3. (68) Martin Emerson, CB
3. (78) Alex Wright, DE
3. (99) David Bell, WR
4. (108) Perrion Winfrey, DT
4. (124) Cade York, K
5. (156) Jerome Ford, RB
6. (202) Michael Woods, WR
7. (223) Isaiah Thomas, DE
7. (246) Dawson Deaton, OL
QB Deshaun Watson, WR Amari Cooper, WR Jakeem Grant, OL Chris Hubbard, LB Anthony Walker, QB Jacoby Brissett, DE Chase Winovich
WR Jarvis Landry, C JD Tretter, DE Jadeveon Clowney, TE Austin Hooper, DE Takkarist McKinley, DL Malik Jackson, C.J. Uzomah
0 carries, 0 RB targets, 168 WR targets, 61 TE targets
With Deshaun Watson
With Jacoby Brissett
Will Deshaun Watson be suspended?
I’m operating under the assumption Watson will face some sort of suspension, and this is a very different team with Watson at QB vs. Jacoby Brissett. I’m also operating under the assumption that Baker Mayfield will be traded at some point. Amari Cooper has top-10 WR upside with Watson, but you can’t draft him that high until we know how much Watson is going to play, if at all. Chubb seems like the safest bet here, though even his upside is diminished if the Browns’ offense is held back by Brissett. In all honesty, this might just be an offense I avoid until we have some clarity — and given that we’ll likely see a protracted battle over whatever suspension is eventually handed down, we very well may not have that clarity until the season starts.

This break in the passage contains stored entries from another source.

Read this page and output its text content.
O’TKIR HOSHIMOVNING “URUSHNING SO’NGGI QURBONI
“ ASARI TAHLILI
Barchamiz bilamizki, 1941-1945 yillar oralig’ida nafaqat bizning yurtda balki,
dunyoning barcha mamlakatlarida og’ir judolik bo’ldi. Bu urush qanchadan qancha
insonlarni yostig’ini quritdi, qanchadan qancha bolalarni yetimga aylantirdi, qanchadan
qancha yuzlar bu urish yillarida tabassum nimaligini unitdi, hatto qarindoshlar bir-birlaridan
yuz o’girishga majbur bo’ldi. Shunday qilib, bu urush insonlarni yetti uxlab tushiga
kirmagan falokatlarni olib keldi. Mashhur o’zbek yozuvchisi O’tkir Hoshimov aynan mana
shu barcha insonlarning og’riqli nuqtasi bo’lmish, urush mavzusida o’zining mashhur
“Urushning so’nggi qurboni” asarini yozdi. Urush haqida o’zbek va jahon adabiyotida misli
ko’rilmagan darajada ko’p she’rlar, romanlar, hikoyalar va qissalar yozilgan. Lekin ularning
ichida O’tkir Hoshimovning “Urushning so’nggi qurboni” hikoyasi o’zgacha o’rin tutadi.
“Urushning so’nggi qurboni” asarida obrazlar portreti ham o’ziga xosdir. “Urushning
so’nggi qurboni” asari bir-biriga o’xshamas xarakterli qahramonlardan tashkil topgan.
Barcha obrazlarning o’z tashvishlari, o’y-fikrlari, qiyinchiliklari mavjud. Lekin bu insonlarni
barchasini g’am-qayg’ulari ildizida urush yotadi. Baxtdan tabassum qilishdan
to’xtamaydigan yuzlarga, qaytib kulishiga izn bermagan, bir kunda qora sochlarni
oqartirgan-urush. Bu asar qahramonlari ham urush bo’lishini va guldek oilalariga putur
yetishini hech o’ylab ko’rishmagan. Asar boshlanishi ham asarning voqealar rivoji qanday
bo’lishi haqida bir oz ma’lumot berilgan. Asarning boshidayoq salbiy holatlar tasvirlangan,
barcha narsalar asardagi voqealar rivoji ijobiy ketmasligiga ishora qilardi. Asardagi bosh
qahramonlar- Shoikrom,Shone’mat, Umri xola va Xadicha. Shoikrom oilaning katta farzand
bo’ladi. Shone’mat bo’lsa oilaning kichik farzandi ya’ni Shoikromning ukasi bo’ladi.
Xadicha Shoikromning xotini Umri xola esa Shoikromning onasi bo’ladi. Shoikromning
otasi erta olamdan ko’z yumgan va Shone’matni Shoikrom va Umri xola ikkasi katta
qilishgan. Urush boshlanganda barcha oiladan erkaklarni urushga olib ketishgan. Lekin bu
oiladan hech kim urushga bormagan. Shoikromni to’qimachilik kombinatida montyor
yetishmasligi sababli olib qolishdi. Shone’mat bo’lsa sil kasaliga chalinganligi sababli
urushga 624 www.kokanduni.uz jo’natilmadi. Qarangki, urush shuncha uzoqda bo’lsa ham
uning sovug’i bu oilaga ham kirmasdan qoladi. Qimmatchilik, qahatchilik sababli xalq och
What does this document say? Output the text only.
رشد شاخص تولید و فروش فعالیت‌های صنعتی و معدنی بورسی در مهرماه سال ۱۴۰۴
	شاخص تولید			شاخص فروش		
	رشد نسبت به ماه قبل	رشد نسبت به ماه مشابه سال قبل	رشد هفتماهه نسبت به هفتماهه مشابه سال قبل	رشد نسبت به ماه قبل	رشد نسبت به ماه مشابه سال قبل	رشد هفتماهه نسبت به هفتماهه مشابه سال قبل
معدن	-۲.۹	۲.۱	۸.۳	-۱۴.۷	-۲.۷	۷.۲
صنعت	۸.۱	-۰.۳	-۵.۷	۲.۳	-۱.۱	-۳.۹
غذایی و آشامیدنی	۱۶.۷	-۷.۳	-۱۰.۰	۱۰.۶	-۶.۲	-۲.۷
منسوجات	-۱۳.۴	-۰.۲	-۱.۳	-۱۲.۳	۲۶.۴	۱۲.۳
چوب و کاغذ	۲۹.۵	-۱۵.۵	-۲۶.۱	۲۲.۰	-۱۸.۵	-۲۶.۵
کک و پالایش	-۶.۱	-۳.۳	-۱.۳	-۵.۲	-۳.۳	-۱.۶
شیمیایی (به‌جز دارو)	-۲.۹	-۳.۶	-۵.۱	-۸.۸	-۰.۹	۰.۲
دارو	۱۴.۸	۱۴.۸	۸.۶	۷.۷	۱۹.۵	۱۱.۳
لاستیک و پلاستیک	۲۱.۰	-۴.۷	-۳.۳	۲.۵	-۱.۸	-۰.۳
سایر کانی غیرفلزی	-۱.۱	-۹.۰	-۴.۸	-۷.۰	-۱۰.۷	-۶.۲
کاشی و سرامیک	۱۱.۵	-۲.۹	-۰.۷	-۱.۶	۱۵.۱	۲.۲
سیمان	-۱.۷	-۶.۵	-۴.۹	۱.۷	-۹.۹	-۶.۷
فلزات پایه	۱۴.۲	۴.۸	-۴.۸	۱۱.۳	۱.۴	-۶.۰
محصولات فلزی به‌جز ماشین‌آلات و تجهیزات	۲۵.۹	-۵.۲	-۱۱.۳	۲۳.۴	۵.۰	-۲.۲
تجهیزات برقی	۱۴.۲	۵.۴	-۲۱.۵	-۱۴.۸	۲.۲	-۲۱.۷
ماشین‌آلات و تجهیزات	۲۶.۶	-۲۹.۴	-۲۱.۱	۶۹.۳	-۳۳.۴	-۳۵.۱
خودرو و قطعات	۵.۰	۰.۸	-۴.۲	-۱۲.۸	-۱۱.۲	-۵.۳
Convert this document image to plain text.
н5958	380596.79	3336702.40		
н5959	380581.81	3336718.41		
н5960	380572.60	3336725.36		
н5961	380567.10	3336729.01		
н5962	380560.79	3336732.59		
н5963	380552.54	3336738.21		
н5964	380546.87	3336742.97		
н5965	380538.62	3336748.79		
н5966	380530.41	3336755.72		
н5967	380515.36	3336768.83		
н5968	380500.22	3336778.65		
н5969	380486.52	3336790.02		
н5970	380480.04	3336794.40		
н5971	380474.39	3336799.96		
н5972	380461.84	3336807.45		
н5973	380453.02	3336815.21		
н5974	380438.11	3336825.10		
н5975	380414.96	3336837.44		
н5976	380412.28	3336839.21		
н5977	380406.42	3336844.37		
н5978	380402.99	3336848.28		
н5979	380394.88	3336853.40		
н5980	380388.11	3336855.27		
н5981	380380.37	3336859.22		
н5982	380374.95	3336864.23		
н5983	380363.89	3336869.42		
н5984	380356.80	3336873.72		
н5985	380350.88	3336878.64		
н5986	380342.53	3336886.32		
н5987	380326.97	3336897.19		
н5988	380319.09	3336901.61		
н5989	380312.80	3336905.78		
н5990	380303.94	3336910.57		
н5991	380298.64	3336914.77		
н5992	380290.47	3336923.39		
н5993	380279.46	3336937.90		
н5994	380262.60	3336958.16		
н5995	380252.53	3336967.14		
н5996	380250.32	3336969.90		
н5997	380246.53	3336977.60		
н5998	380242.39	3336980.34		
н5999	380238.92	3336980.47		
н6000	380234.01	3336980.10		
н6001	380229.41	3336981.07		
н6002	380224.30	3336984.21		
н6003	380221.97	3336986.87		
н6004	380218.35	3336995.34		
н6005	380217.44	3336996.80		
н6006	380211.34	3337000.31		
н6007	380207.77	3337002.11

Peoples-Jones would be a real breakout candidate if Watson were playing a whole season, but even with Brissett, he’s someone I’m interested in taking a late-round flier on. Peoples-Jones flashed upside as a big-play receiver last season, averaging a league-best 17.6 yards per catch, and he was showing signs of figuring things out over a stretch in the middle of the season where he averaged 60 yards on 3.3 catches per game, with three touchdowns in six games. Peoples-Jones is unlikely to ever be more than a touchdown-or-bust receiver unless this passing game takes a big step forward overall, but the 23-year-old could be a high-upside bench piece if he breaks out.
With Austin Hooper and his 61 targets out of the way, Njoku figures to step in as the team’s primary tight end. He’ll share the field with Harrison Bryant plenty, but Njoku should be one of the team’s top options in the passing game, and if he can push to something like 90 targets, there’s a chance he’s a viable starting option at tight end this season. He’s always had the size and athleticism to be a difference maker at the position, and while this figures to remain a fairly low-volume pass offense yet again, it’s not unreasonable to think Njoku could be the No. 2 receiver here, with the potential for career-best numbers.
There will almost certainly be someone in your league who is willing to take a flier on Watson unless he is suspended for the whole season, but I’ll be honest, I don’t think it makes much sense even if you want to. He didn’t play last season, he’ll be joining a new team, with players and coaches he’s never played with before and will have to do so while likely having little opportunity to practice with them much while serving the suspension. So, you’ll have to stash a guy on your bench — suspended players are not IR eligible for most Fantasy leagues and shouldn’t be — who you won’t know can actually still produce at a high level in this new environment until he proves it. The juice isn’t worth the squeeze.